100 sqrt (6^2+1^2) = 100 sqrt 37
= 608
Well, it sounds like that airplane is really taking flight to a whole new level! With an airspeed of 600 mi/h and a jet stream speed of 100 mi/h, we'll need to do a little bit of mathematical acrobatics to determine the airplane's speed relative to the Earth.
Since the airplane is flying perpendicularly to the jet stream, we can't just add or subtract the speeds together. Instead, we'll have to channel our inner Pythagoras and use the good old Pythagorean theorem!
The theorem says that in a right triangle, where the hypotenuse is the longest side and the other two sides are perpendicular to each other, the square of the hypotenuse is equal to the sum of the squares of the other two sides.
So, if we let "x" represent the airplane's speed relative to the Earth, we can use the theorem to write:
x^2 = 600^2 + 100^2
After doing a little bit of mathematical circus magic, we find that x^2 = 360,000 + 10,000
x^2 = 370,000
Taking the square root of both sides, we get:
x = √370,000
So, the airplane's speed relative to the Earth is approximately 608.27 mi/h.
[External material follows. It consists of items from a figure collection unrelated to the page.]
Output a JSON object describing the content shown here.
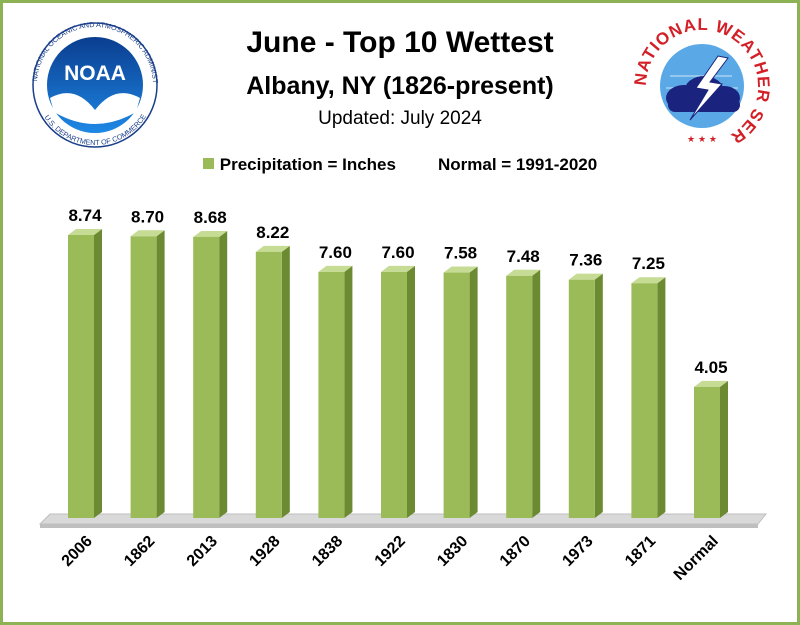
{
  "logos": {
    "noaa_text": "NOAA",
    "noaa_ring": "NATIONAL OCEANIC AND ATMOSPHERIC ADMINISTRATION",
    "noaa_ring_bottom": "U.S. DEPARTMENT OF COMMERCE",
    "nws_ring": "NATIONAL WEATHER SERVICE"
  },
  "colors": {
    "bar_front": "#9bbb59",
    "bar_side": "#6b8a31",
    "bar_top": "#c6dc94",
    "border": "#8db255",
    "floor": "#d9d9d9"
  },
  "chart_data": {
    "type": "bar",
    "title": "June - Top 10 Wettest",
    "subtitle": "Albany, NY (1826-present)",
    "updated": "Updated: July 2024",
    "legend": {
      "series_name": "Precipitation = Inches",
      "note": "Normal = 1991-2020",
      "position": "top"
    },
    "categories": [
      "2006",
      "1862",
      "2013",
      "1928",
      "1838",
      "1922",
      "1830",
      "1870",
      "1973",
      "1871",
      "Normal"
    ],
    "values": [
      8.74,
      8.7,
      8.68,
      8.22,
      7.6,
      7.6,
      7.58,
      7.48,
      7.36,
      7.25,
      4.05
    ],
    "labels": [
      "8.74",
      "8.70",
      "8.68",
      "8.22",
      "7.60",
      "7.60",
      "7.58",
      "7.48",
      "7.36",
      "7.25",
      "4.05"
    ],
    "ylim": [
      0,
      10
    ],
    "grid": false
  }
}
Now that's what I call flying high! Just make sure the passengers don't get dizzy from all the math.
To find the airplane's speed relative to the Earth, we need to consider the impact of the jet stream.
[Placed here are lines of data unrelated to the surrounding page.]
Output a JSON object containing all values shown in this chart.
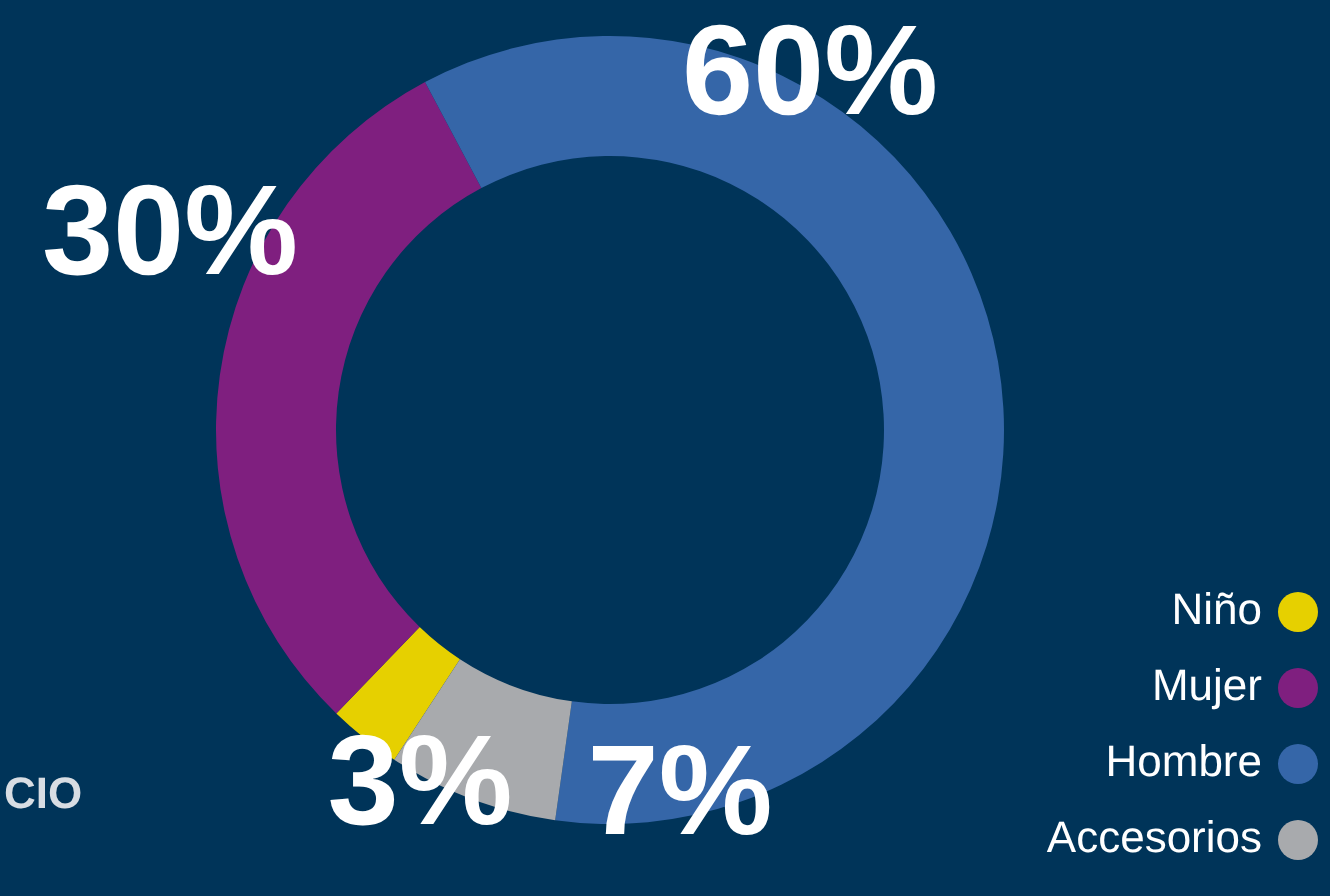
{
  "chart_data": {
    "type": "donut",
    "categories": [
      "Niño",
      "Mujer",
      "Hombre",
      "Accesorios"
    ],
    "values": [
      3,
      30,
      60,
      7
    ],
    "colors": [
      "#e6d000",
      "#7f1f7f",
      "#3566a8",
      "#a8aaad"
    ],
    "value_labels": [
      "3%",
      "30%",
      "60%",
      "7%"
    ],
    "legend": "bottom right",
    "annotations": [
      "CIO"
    ]
  }
}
Given that the airplane's airspeed is 600 mi/h and the speed of the jet stream relative to the Earth's surface is 100 mi/h, we can calculate the airplane's speed relative to the Earth using vector addition.
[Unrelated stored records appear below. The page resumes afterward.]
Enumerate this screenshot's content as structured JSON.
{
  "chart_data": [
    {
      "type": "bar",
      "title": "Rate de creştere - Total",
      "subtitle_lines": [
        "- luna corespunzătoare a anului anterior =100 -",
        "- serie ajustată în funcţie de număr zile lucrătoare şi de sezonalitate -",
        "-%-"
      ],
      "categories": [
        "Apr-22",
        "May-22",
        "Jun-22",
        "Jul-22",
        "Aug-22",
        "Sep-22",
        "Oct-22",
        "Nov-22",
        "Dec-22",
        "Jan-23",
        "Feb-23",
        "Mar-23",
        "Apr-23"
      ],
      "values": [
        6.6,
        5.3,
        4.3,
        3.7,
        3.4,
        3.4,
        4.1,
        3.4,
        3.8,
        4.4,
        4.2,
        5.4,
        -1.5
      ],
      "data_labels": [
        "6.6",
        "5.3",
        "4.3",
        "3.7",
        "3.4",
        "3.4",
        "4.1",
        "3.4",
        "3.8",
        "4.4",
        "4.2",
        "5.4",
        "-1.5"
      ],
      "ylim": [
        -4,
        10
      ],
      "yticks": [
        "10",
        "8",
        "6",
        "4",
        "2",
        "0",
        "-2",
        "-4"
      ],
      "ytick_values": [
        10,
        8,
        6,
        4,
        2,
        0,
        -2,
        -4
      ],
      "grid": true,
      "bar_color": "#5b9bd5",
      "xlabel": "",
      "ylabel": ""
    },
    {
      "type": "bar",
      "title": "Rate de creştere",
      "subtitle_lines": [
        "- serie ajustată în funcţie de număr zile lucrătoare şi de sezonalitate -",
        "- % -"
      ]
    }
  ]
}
To do this, we use the Pythagorean theorem to find the magnitude of the net velocity:
Magnitude of net velocity = √(air speed^2 + jet stream speed^2)
= √(600^2 + 100^2)
= √(360000 + 10000)
= √370000
≈ 608.28 mi/h
Therefore, the airplane's speed relative to the Earth is approximately 608.28 mi/h.
To find the airplane's speed relative to the Earth, we need to consider the effect of the jet stream.
The airplane's airspeed is given as 600 mi/h, which means it is moving through the air at a speed of 600 mi/h.
The jet stream is flowing in a perpendicular direction to the airplane's path, with a speed relative to the Earth's surface of 100 mi/h.
To find the airplane's speed relative to the Earth, we can use vector addition.
Since the airplane is flying perpendicularly to the jet stream, we can consider the two velocities as the two legs of a right triangle, with the resultant velocity (airplane's speed relative to the Earth) being the hypotenuse.
Using the Pythagorean theorem, we can calculate the magnitude of the resultant velocity:
(airplane's speed relative to the Earth)^2 = (airplane's airspeed)^2 + (jet stream speed)^2
(airplane's speed relative to the Earth)^2 = 600^2 + 100^2
(airplane's speed relative to the Earth)^2 = 360000 + 10000
(airplane's speed relative to the Earth)^2 = 370000
Taking the square root of both sides:
airplane's speed relative to the Earth = √370000
airplane's speed relative to the Earth ≈ 608.28 mi/h
Therefore, the airplane's speed relative to the Earth is approximately 608.28 mi/h.